先程は声を掛けられなかったために、大丈夫かと心配げに見詰めた]
そしたら、アーベルが残る理由になってちょうどいいんじゃないか。
[冗談とも本気ともつかないそんな言葉を返してから]
皆が見てないところでちゃんと食べてるぞ。
私は店主、皆は客だからな、今はな。
[そうクロエにいいながらもスープを用意されれば]
クロっちにはかなわないな。
[そう、なんとか笑いかけて、スープに口をつけた]
―宿屋食堂―
嗚呼、作ったのはベッティか。
けど持ってきて呉れたのはお前さんだからな。
クロエもベッティもありがと。
[スープを受け取ればクロエとベッティに感謝し
それから、主に感謝の祈りを捧げる。
匙を取り口に運べばあたたかさが広がった。
僅かではあるがほっとしたように表情が緩む]
あ、わ、ごめんね
ご飯終わった後でも―――構わないのだよ
[食事を中断させてしまったと想うと申し訳ない貌をして
娘はそのまま、終わるまで待つような態。
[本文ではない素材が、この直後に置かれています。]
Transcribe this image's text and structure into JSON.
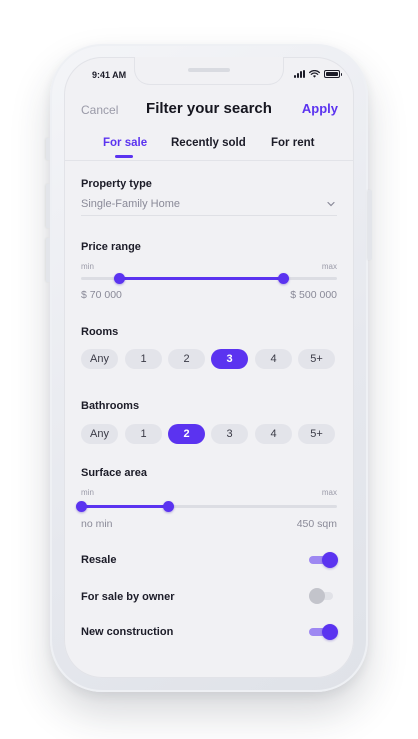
{
  "status_bar": {
    "time": "9:41 AM",
    "signal_icon": "cellular-signal-icon",
    "wifi_icon": "wifi-icon",
    "battery_icon": "battery-icon"
  },
  "header": {
    "cancel_label": "Cancel",
    "title": "Filter your search",
    "apply_label": "Apply"
  },
  "tabs": [
    {
      "label": "For sale",
      "active": true
    },
    {
      "label": "Recently sold",
      "active": false
    },
    {
      "label": "For rent",
      "active": false
    }
  ],
  "property_type": {
    "title": "Property type",
    "value": "Single-Family Home",
    "icon": "chevron-down-icon"
  },
  "price_range": {
    "title": "Price range",
    "min_label": "min",
    "max_label": "max",
    "low_value": "$ 70 000",
    "high_value": "$ 500 000",
    "low_fraction": 0.15,
    "high_fraction": 0.79
  },
  "rooms": {
    "title": "Rooms",
    "options": [
      "Any",
      "1",
      "2",
      "3",
      "4",
      "5+"
    ],
    "selected": "3"
  },
  "bathrooms": {
    "title": "Bathrooms",
    "options": [
      "Any",
      "1",
      "2",
      "3",
      "4",
      "5+"
    ],
    "selected": "2"
  },
  "surface_area": {
    "title": "Surface area",
    "min_label": "min",
    "max_label": "max",
    "low_value": "no min",
    "high_value": "450 sqm",
    "low_fraction": 0.0,
    "high_fraction": 0.34
  },
  "toggles": [
    {
      "label": "Resale",
      "on": true
    },
    {
      "label": "For sale by owner",
      "on": false
    },
    {
      "label": "New construction",
      "on": true
    }
  ],
  "colors": {
    "accent": "#5b33f0",
    "accent_light": "#9e88f2",
    "text": "#1c1c28",
    "muted": "#8a8a98",
    "background": "#f1f1f4"
  }
}
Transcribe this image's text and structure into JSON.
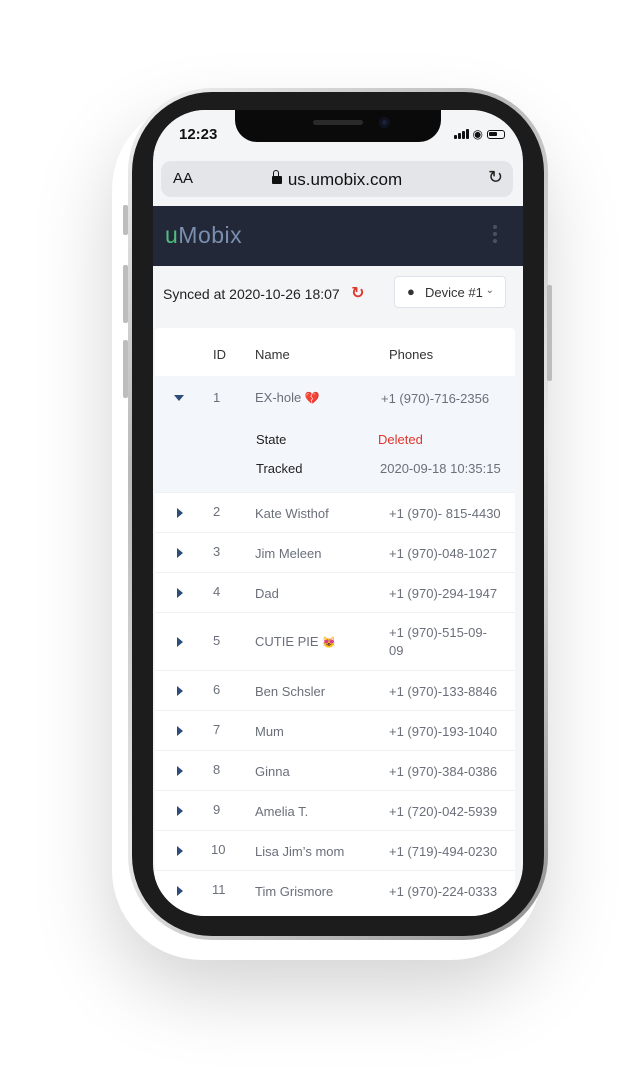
{
  "status_bar": {
    "time": "12:23"
  },
  "browser": {
    "text_size_label": "AA",
    "url": "us.umobix.com",
    "reload_icon": "reload-icon",
    "lock_icon": "lock-icon"
  },
  "app": {
    "logo_u": "u",
    "logo_rest": "Mobix",
    "menu_icon": "kebab-menu-icon"
  },
  "sync": {
    "text": "Synced at 2020-10-26 18:07",
    "icon": "sync-icon",
    "icon_color": "#e0362c"
  },
  "device_select": {
    "label": "Device #1",
    "icon": "apple-icon"
  },
  "table": {
    "headers": {
      "id": "ID",
      "name": "Name",
      "phones": "Phones"
    },
    "rows": [
      {
        "id": "1",
        "name": "EX-hole",
        "emoji": "💔",
        "phone": "+1 (970)-716-2356",
        "expanded": true
      },
      {
        "id": "2",
        "name": "Kate Wisthof",
        "phone": "+1 (970)- 815-4430"
      },
      {
        "id": "3",
        "name": "Jim Meleen",
        "phone": "+1 (970)-048-1027"
      },
      {
        "id": "4",
        "name": "Dad",
        "phone": "+1 (970)-294-1947"
      },
      {
        "id": "5",
        "name": "CUTIE PIE",
        "emoji": "😻",
        "phone": "+1 (970)-515-09-09"
      },
      {
        "id": "6",
        "name": "Ben Schsler",
        "phone": "+1 (970)-133-8846"
      },
      {
        "id": "7",
        "name": "Mum",
        "phone": "+1 (970)-193-1040"
      },
      {
        "id": "8",
        "name": "Ginna",
        "phone": "+1 (970)-384-0386"
      },
      {
        "id": "9",
        "name": "Amelia T.",
        "phone": "+1 (720)-042-5939"
      },
      {
        "id": "10",
        "name": "Lisa Jim’s mom",
        "phone": "+1 (719)-494-0230"
      },
      {
        "id": "11",
        "name": "Tim Grismore",
        "phone": "+1 (970)-224-0333"
      }
    ],
    "detail": {
      "state_label": "State",
      "state_value": "Deleted",
      "state_color": "#e0362c",
      "tracked_label": "Tracked",
      "tracked_value": "2020-09-18 10:35:15"
    }
  },
  "colors": {
    "app_bar": "#232838",
    "logo_accent": "#4fbf7f",
    "logo_text": "#7a8fb0",
    "expand_arrow": "#2c4d7a"
  }
}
]
―――…なんだかね、
僕も可愛い赤ちゃん欲しいなって想って
[言の葉はごく普通に紡がれる。
考えもない、ただ感じたことを口にしたのみである。
そうして、ミハエルも下りてくるようならば
心配そうに見詰めてきた眼差しにゆるく微笑を湛えたのであった。]
―宿屋・二階廊下―
[瞑目して想いはブリジットに向けていたから、視線はどちらも気がつけないまま]
俺は、もう少しだけ。
[アーベルとカルメンの遣り取りを聞く。
カルメンが部屋に入ってしまったら、彼に誰か見つけたか聞こうと思ってその場に留まった]
─宿屋/食堂─
[伝えた一言で状況は伝わってしまうあたり、流石ライヒアルトだと思いながら、横目で妻の様子を伺いつつたじたじとする。
後が怖いと思いながらも]
ん。そうする。
[うながされて、鷹の為に差し出したままだったスプーンを口に運ぶ。
そうしながら、視線は妻の腹に触れるゲルダの様子を映す。
ふわり――浮かぶのは自然に笑み。